Recent Readings
On MicroSD Problems – The investigation of a failing batch of MicroSD cards leads to an amazing story of detective work that delves in to the world of semiconductor manufacturing, gray markets, and failure rates.
CloudClimate CDN Speed Test – A clever use of XMLHTTPRequest to time HTTP downloads of small files (64KB) to your machine from the leading CDNs and cloud providers. I’m a sucker for the pretty graphs the tool creates with the data, but beyond that I can see how this tool is useful for people evaluating CDN/cloud choices by geographic location.
Drizzle – “An Open Source Microkernel DBMS for High Performance Scale-Out Applications” are all words I know and put together in that order sound interesting. Has anyone played with this yet?
NCSA Mosaic – Now you can run Mosaic on your hexacore i7 box; the fastest AJAX is the kind that doesn’t even happen!
The Panic Status Board – I recently learned the term “information radiator” and this is a perfect example of the concept. A simple, striking visualization for what is most important to Panic for the operation of their business. It’s a network operations center for your entire business. It’s hard to see how a single board would work for a large organization, but I’d love to build one for the group I’m in at work.
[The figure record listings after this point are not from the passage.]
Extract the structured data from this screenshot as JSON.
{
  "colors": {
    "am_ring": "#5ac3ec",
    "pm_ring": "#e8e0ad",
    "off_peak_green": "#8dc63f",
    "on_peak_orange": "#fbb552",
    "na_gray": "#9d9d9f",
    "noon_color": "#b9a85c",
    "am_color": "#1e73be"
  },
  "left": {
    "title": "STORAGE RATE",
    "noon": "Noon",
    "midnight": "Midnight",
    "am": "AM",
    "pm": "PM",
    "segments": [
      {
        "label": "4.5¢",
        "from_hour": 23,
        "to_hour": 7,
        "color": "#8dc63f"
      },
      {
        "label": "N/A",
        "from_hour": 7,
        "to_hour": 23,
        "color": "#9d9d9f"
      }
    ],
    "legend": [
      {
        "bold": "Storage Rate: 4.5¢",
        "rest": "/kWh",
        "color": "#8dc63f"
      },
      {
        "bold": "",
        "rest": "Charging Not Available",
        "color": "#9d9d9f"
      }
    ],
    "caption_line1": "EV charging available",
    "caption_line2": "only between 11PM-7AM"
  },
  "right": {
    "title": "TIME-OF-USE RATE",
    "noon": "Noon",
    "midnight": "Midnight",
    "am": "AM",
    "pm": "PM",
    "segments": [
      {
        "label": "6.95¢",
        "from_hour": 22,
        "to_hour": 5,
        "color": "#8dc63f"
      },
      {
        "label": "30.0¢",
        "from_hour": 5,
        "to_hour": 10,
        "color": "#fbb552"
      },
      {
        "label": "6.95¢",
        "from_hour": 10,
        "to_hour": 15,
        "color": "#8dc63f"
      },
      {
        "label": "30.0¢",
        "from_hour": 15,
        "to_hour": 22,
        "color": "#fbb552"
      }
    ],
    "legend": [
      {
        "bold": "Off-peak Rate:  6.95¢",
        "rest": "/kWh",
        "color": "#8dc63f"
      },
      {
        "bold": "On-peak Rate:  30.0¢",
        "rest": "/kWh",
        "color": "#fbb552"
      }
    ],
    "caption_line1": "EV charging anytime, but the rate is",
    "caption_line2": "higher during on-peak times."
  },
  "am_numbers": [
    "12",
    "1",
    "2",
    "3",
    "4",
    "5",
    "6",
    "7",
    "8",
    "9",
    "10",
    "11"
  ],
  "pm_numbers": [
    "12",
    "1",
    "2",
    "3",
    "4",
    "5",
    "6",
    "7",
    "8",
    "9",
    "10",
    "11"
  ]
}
DevOps, SecOps, DBAOps, NetOps – A discussion of the problem of silos inside operations organizations, and how it is important to focus on the relationships between those groups as well as relationships with people outside of Ops. As I see it, all of the *Ops initiatives are attempts to fix the brokenness in communication that traditional software shop organizational charts create; managers and up need to realize the cost in agility that comes with creating silos. On the other hand, there is a clear benefit to specialization and building service groups around specific disciplines once a company gets to a certain size. I don’t have a good solution to this problem but spend a lot of time thinking about it… however, I do know it pays to meet the people you are working with face to face, have a beer and understand what drives those groups to make the decisions they do. I sometimes wonder if doing “embedded engineering” is the right approach, with engineers from all of the silos sitting together for the duration of a cross-functional project. If anyone has any thoughts on this I’d love to hear them.